Home Depot breach may be the largest to date
Home Depot is reporting that it could be the point of origin for a massive credit card breach. Multiple banks, correlating compromised accounts, hint that the large home improvement retailer’s 1,977 US stores could have been compromised as far back as April. If true, it could easily dwarf the Target breach last holiday season.
So what does this mean to consumers and merchants? Are big box stores (presumably with ample security budgets) at a greater risk than smaller chains, regional retailers, and mom and pop stores? One thing the security professionals seem to agree, hackers will continue to attack merchants, because it is lucrative. Credit cards can be monetized fairly anonymously and easily by selling them on black-market web sites. As such, until the larger merchants can get a handle on security they will be aggressively targeted, and once they shore up their security controls, the target becomes the smaller chains, and then the nefarious hackers will continue down the stack until it is no longer lucrative – or these security holes are somehow patched. Is that to suggest, smaller chains are not targets today? No, as we have to assume there are many coordinated hacks hitting merchants of all sizes, but at least for now the more sophisticated coordinated attacks are targeting the larger data stores.
Little, at best. Consumers should already be monitoring their purchases via monthly statements, online, and text messaging. In other words, continued monitoring and due diligence are strongly recommended. If consumers discover fraudulent activity and report in a timely manner, card issuers typically make them whole. Consumers who never look at their statements should use this recent hack as an incentive; they just might find Neiman Marcus, Target, UPS, PF Chang, AND Home Depot charges they never made. Lessons learned.
National Chain impact?
Clearly they are a target. The question is no longer, “If they get hacked,” but “When will they get hacked.” It is crucial to revisit your security program, make sure multiple effective security layers are in place, test those security controls often, and revisit the Incident Response Program (IRP). Frequent education and awareness trainings for your end users are also key factors in identifying suspicious activity and, most importantly, effectively responding to it quickly. If you do get hacked or notice unusual activity, minimize the damage and recovery quickly by invoking a thorough, tested, comprehensive IRP. Better yet, be proactive – hire security consultant to pen tests you security controls and test your IRP concurrently.
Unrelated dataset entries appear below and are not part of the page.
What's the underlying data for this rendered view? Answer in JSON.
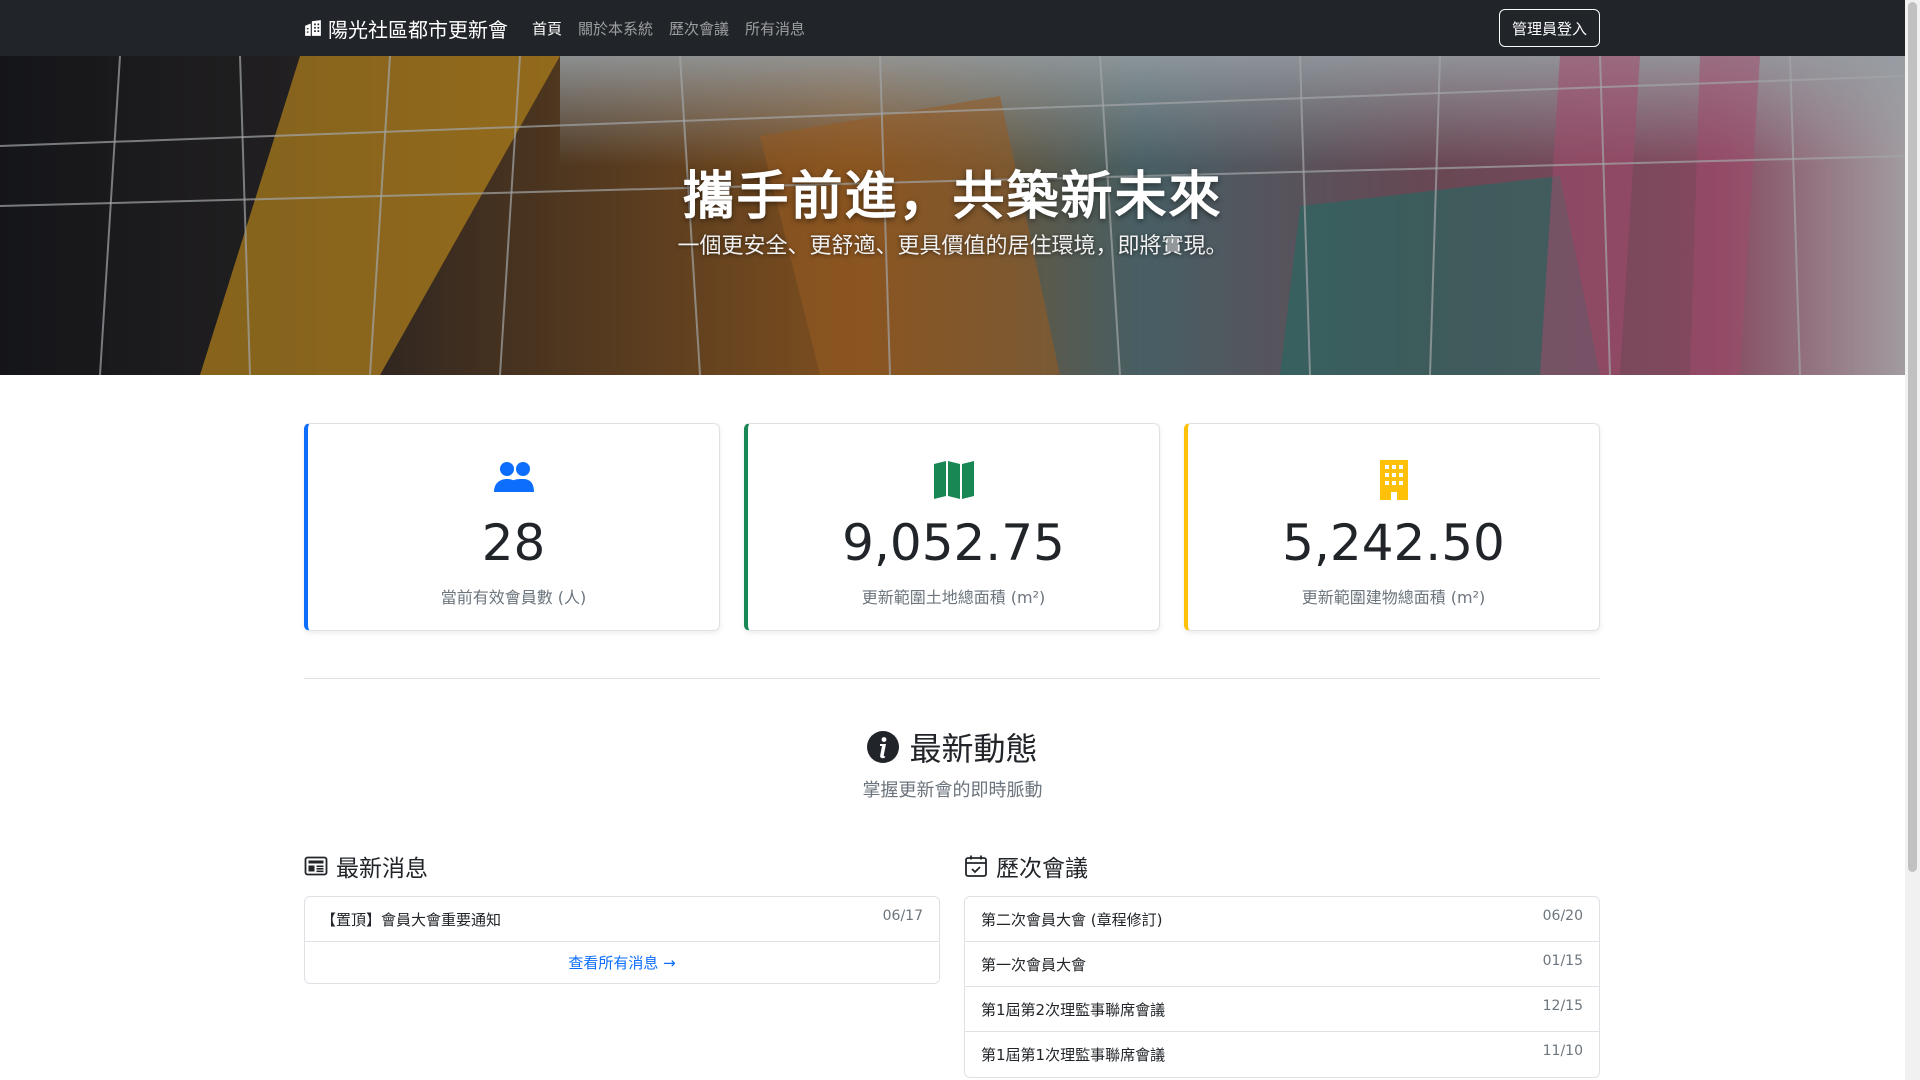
{
  "navbar": {
    "brand": "陽光社區都市更新會",
    "links": [
      {
        "label": "首頁",
        "active": true
      },
      {
        "label": "關於本系統",
        "active": false
      },
      {
        "label": "歷次會議",
        "active": false
      },
      {
        "label": "所有消息",
        "active": false
      }
    ],
    "admin_login": "管理員登入"
  },
  "hero": {
    "title": "攜手前進，共築新未來",
    "subtitle": "一個更安全、更舒適、更具價值的居住環境，即將實現。"
  },
  "stats": [
    {
      "icon": "people-icon",
      "color": "#0d6efd",
      "value": "28",
      "label": "當前有效會員數 (人)"
    },
    {
      "icon": "map-icon",
      "color": "#198754",
      "value": "9,052.75",
      "label": "更新範圍土地總面積 (m²)"
    },
    {
      "icon": "building-icon",
      "color": "#ffc107",
      "value": "5,242.50",
      "label": "更新範圍建物總面積 (m²)"
    }
  ],
  "section": {
    "title": "最新動態",
    "subtitle": "掌握更新會的即時脈動"
  },
  "news": {
    "title": "最新消息",
    "items": [
      {
        "title": "【置頂】會員大會重要通知",
        "date": "06/17"
      }
    ],
    "more": "查看所有消息 →"
  },
  "meetings": {
    "title": "歷次會議",
    "items": [
      {
        "title": "第二次會員大會 (章程修訂)",
        "date": "06/20"
      },
      {
        "title": "第一次會員大會",
        "date": "01/15"
      },
      {
        "title": "第1屆第2次理監事聯席會議",
        "date": "12/15"
      },
      {
        "title": "第1屆第1次理監事聯席會議",
        "date": "11/10"
      }
    ]
  }
}
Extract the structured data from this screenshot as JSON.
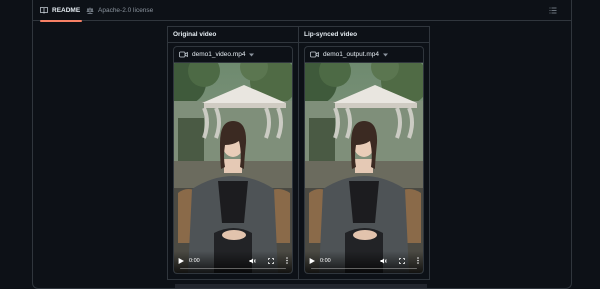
{
  "tabs": [
    {
      "label": "README",
      "icon": "book-icon",
      "active": true
    },
    {
      "label": "Apache-2.0 license",
      "icon": "scale-icon",
      "active": false
    }
  ],
  "outline_icon": "list-icon",
  "colors": {
    "background": "#0d1117",
    "border": "#30363d",
    "tab_underline": "#f78166",
    "text": "#e6edf3",
    "muted": "#8b949e"
  },
  "table": {
    "columns": [
      "Original video",
      "Lip-synced video"
    ],
    "videos": [
      {
        "filename": "demo1_video.mp4",
        "time": "0:00",
        "progress": 0
      },
      {
        "filename": "demo1_output.mp4",
        "time": "0:00",
        "progress": 0
      }
    ]
  }
}
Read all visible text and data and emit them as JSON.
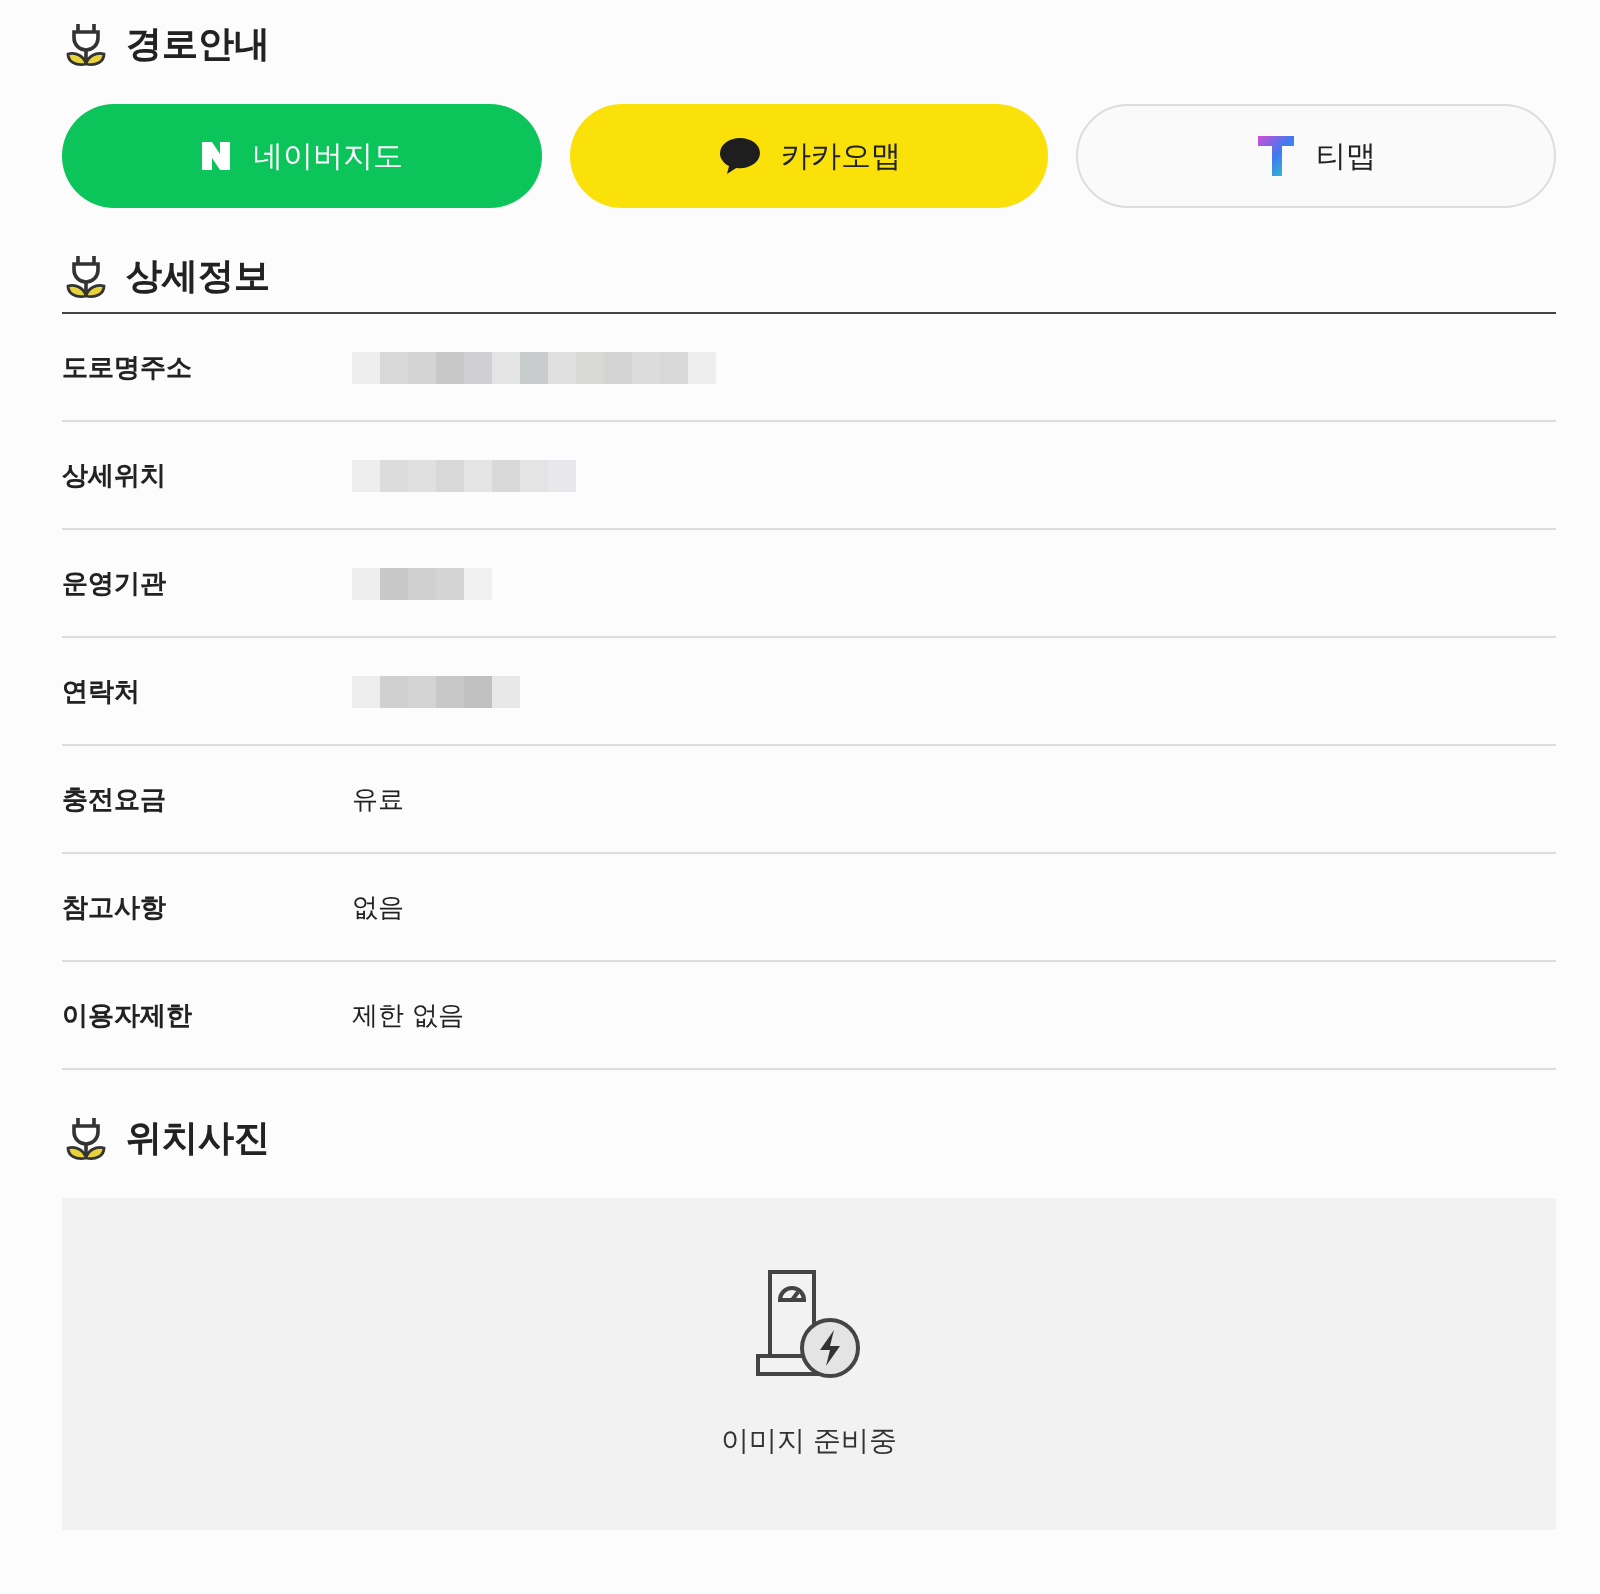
{
  "route_section": {
    "title": "경로안내"
  },
  "map_buttons": [
    {
      "kind": "naver",
      "label": "네이버지도"
    },
    {
      "kind": "kakao",
      "label": "카카오맵"
    },
    {
      "kind": "tmap",
      "label": "티맵"
    }
  ],
  "detail_section": {
    "title": "상세정보"
  },
  "details": [
    {
      "label": "도로명주소",
      "kind": "redacted"
    },
    {
      "label": "상세위치",
      "kind": "redacted"
    },
    {
      "label": "운영기관",
      "kind": "redacted"
    },
    {
      "label": "연락처",
      "kind": "redacted"
    },
    {
      "label": "충전요금",
      "kind": "text",
      "value": "유료"
    },
    {
      "label": "참고사항",
      "kind": "text",
      "value": "없음"
    },
    {
      "label": "이용자제한",
      "kind": "text",
      "value": "제한 없음"
    }
  ],
  "photo_section": {
    "title": "위치사진",
    "placeholder_text": "이미지 준비중"
  }
}
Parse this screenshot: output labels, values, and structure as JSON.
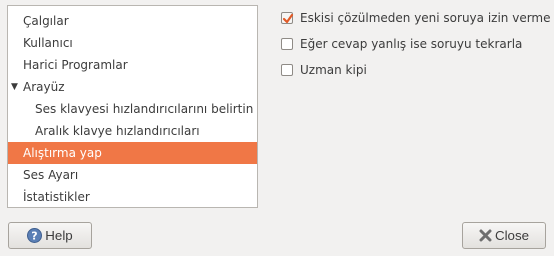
{
  "tree": {
    "items": [
      {
        "label": "Çalgılar",
        "level": 0,
        "expanded": null,
        "selected": false
      },
      {
        "label": "Kullanıcı",
        "level": 0,
        "expanded": null,
        "selected": false
      },
      {
        "label": "Harici Programlar",
        "level": 0,
        "expanded": null,
        "selected": false
      },
      {
        "label": "Arayüz",
        "level": 0,
        "expanded": true,
        "selected": false
      },
      {
        "label": "Ses klavyesi hızlandırıcılarını belirtin",
        "level": 1,
        "expanded": null,
        "selected": false
      },
      {
        "label": "Aralık klavye hızlandırıcıları",
        "level": 1,
        "expanded": null,
        "selected": false
      },
      {
        "label": "Alıştırma yap",
        "level": 0,
        "expanded": null,
        "selected": true
      },
      {
        "label": "Ses Ayarı",
        "level": 0,
        "expanded": null,
        "selected": false
      },
      {
        "label": "İstatistikler",
        "level": 0,
        "expanded": null,
        "selected": false
      }
    ]
  },
  "options": [
    {
      "label": "Eskisi çözülmeden yeni soruya izin verme",
      "checked": true
    },
    {
      "label": "Eğer cevap yanlış ise soruyu tekrarla",
      "checked": false
    },
    {
      "label": "Uzman kipi",
      "checked": false
    }
  ],
  "buttons": {
    "help_label": "Help",
    "close_label": "Close"
  },
  "colors": {
    "selection": "#f07746",
    "check_mark": "#e15a27",
    "help_icon": "#5b7fb5",
    "close_icon": "#6e6e6e"
  },
  "icons": {
    "expander": "triangle-down-icon",
    "help": "help-icon",
    "close": "close-x-icon",
    "checkbox": "check-icon"
  }
}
Mid-Tier merchants and beyond impact?
Hackers of late seem to target the larger chains because that is where the larger credit card repositories reside. But less coordinated hackers may be targeting these retailers now. Assuming the large coordinated hackers are not brought to justice, they will likely continue down the stack placing smaller merchants in their cross-hairs. It is time to also revisit the security program with the same vigor as the big box stores, including a risk assessment, to help spend limited security dollars wisely.
Cybersecurity theatre is expanding, clearly the big box stores offer larger more lucrative data stores to harvest, but they also typically more layers of security. But since the big box stores are being hacked, it suggests insufficient security, significant sophistication of the hackers, or both. Provided this continues to be lucrative and there is no reason to believe it will not, expect big box stores to continue to be targeted. Also, expect new momentum for card issuers to expedite the migration to “chip and pin” credit card solutions, eliminating the magnetic stripe. This aligns well with European solutions, but not a panacea.
In short, the best way to protect your organization from being the headline of the next data breach (we all know another is right around the corner) is to create multiple, defensive layers of security, monitor your data for suspicious (start listening to your systems), have a strong IRP implemented and finally frequent end user education and awareness trainings. By creating a holistic security program that reaches and educates all users, your organization will be better equipped to defend against attacks and respond more efficiently.